Montagsfrage #63: Welcher Autor war deine literarische Neuentdeckung des Jahres?

montagsfrage lauter leise

Für viele gibt es in dieser Woche ein Motto: Endspurt. Schnell noch Geschenke kaufen, schnell noch zum Weihnachtsmarkt, schnell noch eine Woche arbeiten. Wie schön, wer sich dagegen stemmen kann und wer die Zeit findet, sich mit einem guten Buch zurückzuziehen.

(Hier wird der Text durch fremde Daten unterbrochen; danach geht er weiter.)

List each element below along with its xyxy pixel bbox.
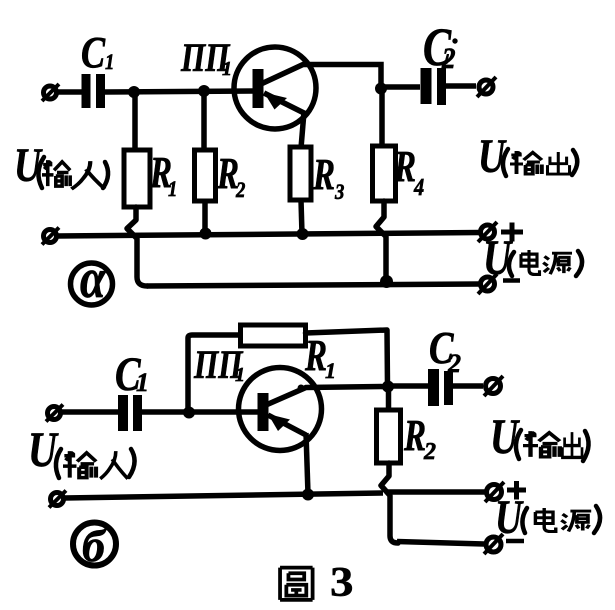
- node R3 rail: [297, 228, 309, 240]
- transistor U1 collector line: [261, 65, 381, 89]
- capacitor C1: [86, 74, 101, 108]
- wire node to R2 b: [386, 386, 392, 411]
- wire input to C1: [57, 89, 82, 95]
- plus sign a: [501, 223, 523, 242]
- resistor R2 b: [377, 410, 401, 463]
- label U output a: [478, 131, 577, 183]
- wire emitter to R3: [301, 112, 304, 148]
- lower rail a: [147, 284, 480, 286]
- wire emitter to rail b: [306, 433, 308, 494]
- label R3: [312, 151, 344, 205]
- resistor R3: [290, 147, 311, 200]
- svg-text:R: R: [403, 412, 426, 461]
- capacitor C1 b: [123, 395, 138, 431]
- svg-text:α: α: [80, 248, 106, 310]
- wire R1 jog to lower rail: [127, 207, 147, 286]
- svg-text:2: 2: [235, 179, 245, 203]
- wire R2 fork to rails b: [381, 463, 398, 543]
- wire node to R1: [132, 92, 138, 151]
- svg-text:1: 1: [136, 368, 149, 397]
- svg-text:2: 2: [441, 43, 455, 76]
- label circle a: [71, 248, 113, 310]
- capacitor C2: [426, 68, 442, 105]
- resistor R1 b horizontal: [241, 325, 306, 346]
- node emitter rail b: [302, 489, 314, 501]
- minus sign b: [506, 539, 524, 544]
- transistor U2 base bar: [258, 393, 269, 431]
- transistor U2 circle: [239, 368, 322, 451]
- transistor U2 emitter arrow: [268, 414, 290, 431]
- terminal minus a: [478, 274, 497, 294]
- node R4 lower rail: [380, 275, 393, 288]
- rail left b: [64, 493, 383, 498]
- node collector C2 R2 b: [382, 381, 394, 393]
- terminal output b: [484, 376, 503, 396]
- label C1 b: [115, 348, 149, 401]
- bottom terminal left b: [49, 491, 66, 508]
- svg-text:C: C: [81, 28, 106, 77]
- wire C2 to output terminal b: [453, 383, 483, 389]
- label U power b: [495, 492, 600, 544]
- svg-text:U: U: [495, 492, 524, 544]
- plus sign b: [507, 481, 526, 500]
- svg-text:1: 1: [168, 178, 177, 202]
- transistor U1 base bar: [253, 69, 264, 108]
- label R2: [216, 150, 245, 203]
- terminal input b: [46, 405, 63, 422]
- wire C1 to transistor base: [105, 91, 254, 92]
- terminal minus b: [484, 534, 503, 554]
- resistor R1: [124, 150, 150, 207]
- label R4: [393, 143, 424, 201]
- label U input b: [28, 422, 135, 479]
- rail right to plus b: [388, 489, 486, 495]
- label circle b: [73, 520, 116, 571]
- svg-text:3: 3: [330, 558, 354, 605]
- capacitor C2 b: [434, 369, 449, 406]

Auf den Blogs kommen derweil die ersten Jahresrückblicke (für mich zählt der Dezemer allerdings bis zum 31. noch zum Jahr dazu, so dass ein Jahresrückblick m.E. in den Januar gehört und nicht in den Dezember) und viele lassen jetzt schon das Jahr Revue passieren. Ohne gleich auf das ganze Lesejahr zurückzublicken, hat sich Antonia für diese Montagsfrage einen Aspekt herausgepikt und fragt:

Welcher Autor war deine literarische Neuentdeckung des Jahres?

Bevor ich die Frage beantworte, muss ich den Hinweis geben, dass ich nur selten wirklich nach einem Autor suche oder mich auf einen Autor festlege. Es gibt ja Leser, die Gefallen an einem Buch finden und dann alles von diesem Autor lesen möchten (oder gar müssen). Ich lese anders. Ich gehe eher nach Genre und nach direkten Empfehlungen. Die Autoren spielen dabei tatsächlich eher eine untergeordnete Rolle.

Natürlich bleiben manchmal Namen hängen oder es gibt Vielschreiber, von denen ich einfach mehr gelesen habe. Aber für gewöhnlich bleibt in meinem Kopf die Geschichte hängen und nicht der Name des Autors (sorry liebe Schreiberlinge, aber so tickt nun mal mein Kopf). Und so kommt es durchaus vor, dass ich ein Buch eines Autors lese, es interessant finde und erst später entdecke, dass ich schon mal ein anderes Buch von ihm gelesen habe.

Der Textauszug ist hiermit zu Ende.